‘Suck It and See’ en 2010 sonnait comme l’album à l’anglaise après un virage américain emprunté grâce à Josh Homme et sa production sur ‘Humbug’. Malgré ce retour au pays et une maîtrise de la pop song anglo-saxonne, ce 4ème disque avait tourné court et les quelques morceaux accrocheurs avaient bien du mal à faire oublier le parfum amer de la déception. Attendu au tournant avec ce AM, le groupe avait peut-être lui-même l’impression de ne pas avoir assez donné puisqu’il nous a servi un morceau en marge de son dernier essai.
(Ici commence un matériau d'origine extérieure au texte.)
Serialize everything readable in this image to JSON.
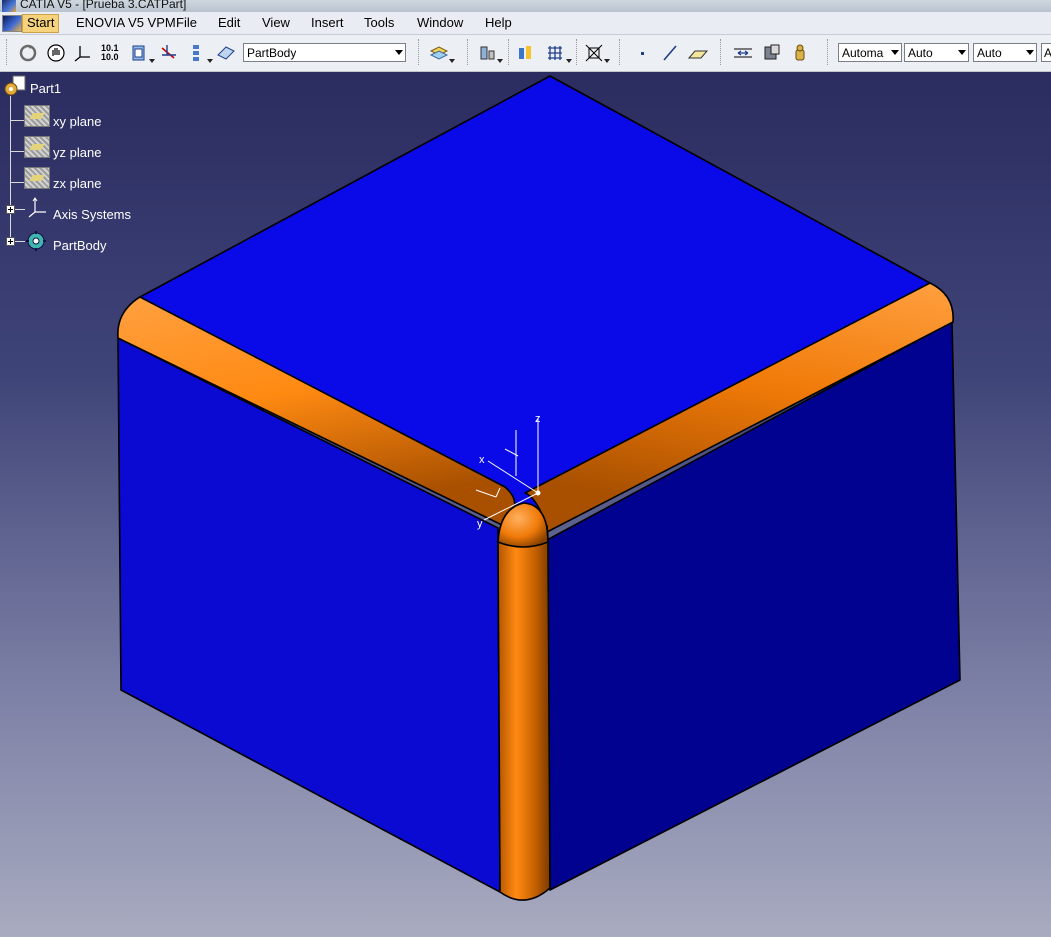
{
  "window": {
    "title": "CATIA V5 - [Prueba 3.CATPart]"
  },
  "menu": {
    "items": [
      "Start",
      "ENOVIA V5 VPM",
      "File",
      "Edit",
      "View",
      "Insert",
      "Tools",
      "Window",
      "Help"
    ]
  },
  "toolbar": {
    "body_selector": "PartBody",
    "combo_1": "Automa",
    "combo_2": "Auto",
    "combo_3": "Auto",
    "combo_4": "A",
    "icons": [
      "update-icon",
      "hand-icon",
      "formula-icon",
      "axis-system-icon",
      "sketch-icon",
      "line-normal-icon",
      "hierarchy-icon",
      "plane-icon",
      "layers-icon",
      "material-icon",
      "analysis-icon",
      "grid-icon",
      "snap-icon",
      "point-icon",
      "line-icon",
      "plane-tool-icon",
      "measure-icon",
      "save-icon",
      "inertia-icon"
    ]
  },
  "tree": {
    "root": "Part1",
    "items": [
      {
        "label": "xy plane"
      },
      {
        "label": "yz plane"
      },
      {
        "label": "zx plane"
      },
      {
        "label": "Axis Systems"
      },
      {
        "label": "PartBody"
      }
    ]
  },
  "axes": {
    "z": "z",
    "x": "x",
    "y": "y"
  },
  "colors": {
    "face": "#0000e6",
    "fillet": "#ff8a12",
    "selected_highlight": "#f6d37a"
  }
}
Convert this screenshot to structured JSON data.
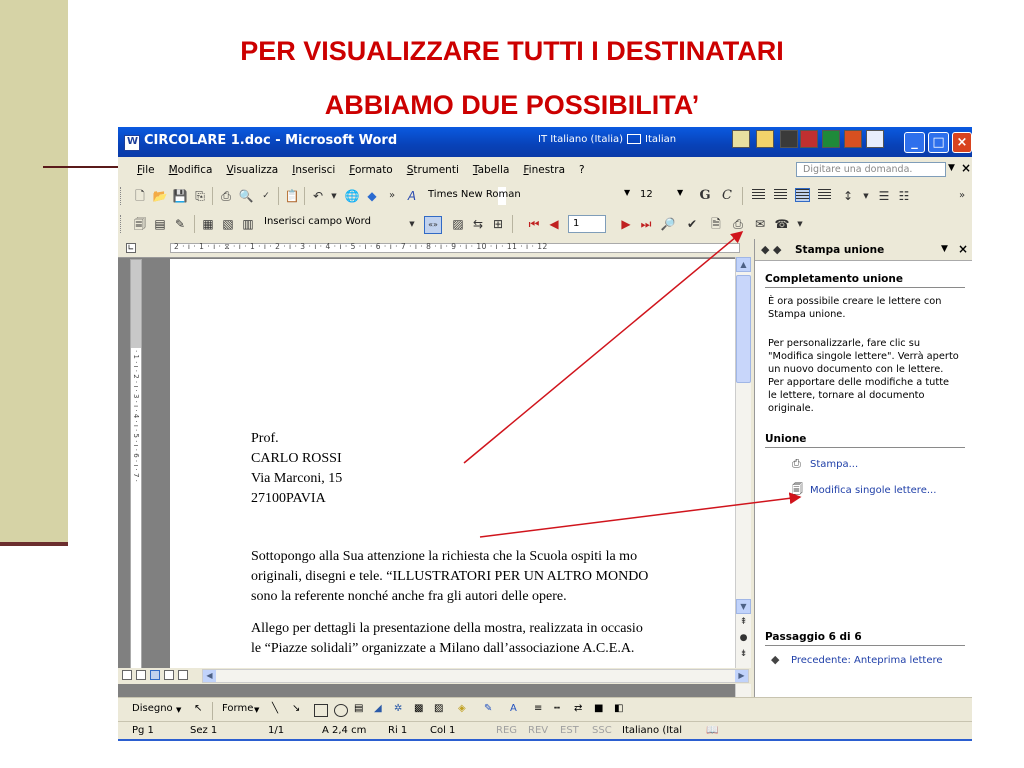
{
  "slide": {
    "title_line1": "PER VISUALIZZARE TUTTI I DESTINATARI",
    "title_line2": "ABBIAMO DUE POSSIBILITA’"
  },
  "window": {
    "title": "CIRCOLARE 1.doc - Microsoft Word",
    "language_indicator": "IT Italiano (Italia)",
    "language_short": "Italian"
  },
  "menu": {
    "items": [
      "File",
      "Modifica",
      "Visualizza",
      "Inserisci",
      "Formato",
      "Strumenti",
      "Tabella",
      "Finestra",
      "?"
    ],
    "ask_placeholder": "Digitare una domanda."
  },
  "formatting": {
    "font": "Times New Roman",
    "size": "12",
    "bold_label": "G",
    "italic_label": "C"
  },
  "mailmerge_toolbar": {
    "insert_field_label": "Inserisci campo Word",
    "record": "1"
  },
  "ruler": {
    "horizontal": "2 · ı · 1 · ı · ⧖ · ı · 1 · ı · 2 · ı · 3 · ı · 4 · ı · 5 · ı · 6 · ı · 7 · ı · 8 · ı · 9 · ı · 10 · ı · 11 · ı · 12",
    "vertical": "· 1 · ı · 2 · ı · 3 · ı · 4 · ı · 5 · ı · 6 · ı · 7 ·"
  },
  "document": {
    "address": [
      "Prof.",
      "CARLO ROSSI",
      "Via Marconi, 15",
      "27100PAVIA"
    ],
    "para1": [
      "Sottopongo alla Sua attenzione la richiesta che la Scuola ospiti la mo",
      "originali, disegni e tele. “ILLUSTRATORI PER UN ALTRO MONDO",
      "sono la referente nonché anche fra gli autori  delle opere."
    ],
    "para2": [
      "Allego per dettagli la presentazione della mostra, realizzata in occasio",
      "le “Piazze solidali” organizzate a Milano dall’associazione A.C.E.A."
    ]
  },
  "taskpane": {
    "title": "Stampa unione",
    "section1": "Completamento unione",
    "text1": "È ora possibile creare le lettere con Stampa unione.",
    "text2": "Per personalizzarle, fare clic su \"Modifica singole lettere\". Verrà aperto un nuovo documento con le lettere. Per apportare delle modifiche a tutte le lettere, tornare al documento originale.",
    "section2": "Unione",
    "link_print": "Stampa...",
    "link_edit": "Modifica singole lettere...",
    "step": "Passaggio 6 di 6",
    "link_prev": "Precedente: Anteprima lettere"
  },
  "drawing": {
    "draw_label": "Disegno",
    "shapes_label": "Forme"
  },
  "status": {
    "page": "Pg 1",
    "section": "Sez 1",
    "pages": "1/1",
    "at": "A 2,4 cm",
    "line": "Ri 1",
    "col": "Col 1",
    "rec": "REG",
    "rev": "REV",
    "ext": "EST",
    "ovr": "SSC",
    "language": "Italiano (Ital"
  },
  "colors": {
    "title_red": "#cc0000",
    "side_band": "#d6d3a6",
    "arrow_red": "#d0141c",
    "xp_blue": "#0a5ae0",
    "link_blue": "#1f3fa8"
  }
}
Aujourd’hui, ‘R U Mine‘ fait partie de la tracklist finale et ‘Do I Wanna Know‘, premier single, n’est qu’une variation de cette mise en bouche. Sans le savoir, nous tenions déjà le principal problème de cette cuvée 2013.

En écho au minimalisme de sa pochette, ‘AM’ a pris la maxime Keep It Simple comme leitmotiv. Conçu d’un bloc de morceaux relativement similaires, on hésite entre l’envie d’exploiter les mélodies pour en tirer le maximum ou la fainéantise mais le constat est là : les titres ont bien du mal à se distinguer. Ce qui est dommage, c’est que l’album ne manque pas de réussites avec en tête ‘Arabella‘. Mieux encore le groove va plutôt bien aux Arctic Monkeys mais ils oublient de mettre le coup de collier nécessaire pour ne pas qu’on s’endorme. Parfois, on se croirait presque chez Amy Winehouse avec cette ambiance jazzy et ces choeurs intempestifs. Mention spéciale à ‘I Wanna Be Yours‘ qui clôt l’album et qui pourrait très bien être un morceau R’n’B en changeant le tempo. La plus grande surprise vient de Matt Helders, brute épaisse, ici réduit à l’état d’ambianceur à peine capable de taper 30 fois sur ces fûts par chanson. Habitué de ses coups de semonces, je suis incapable de citer un passage sur ces 12 morceaux où il s’est fait remarquer.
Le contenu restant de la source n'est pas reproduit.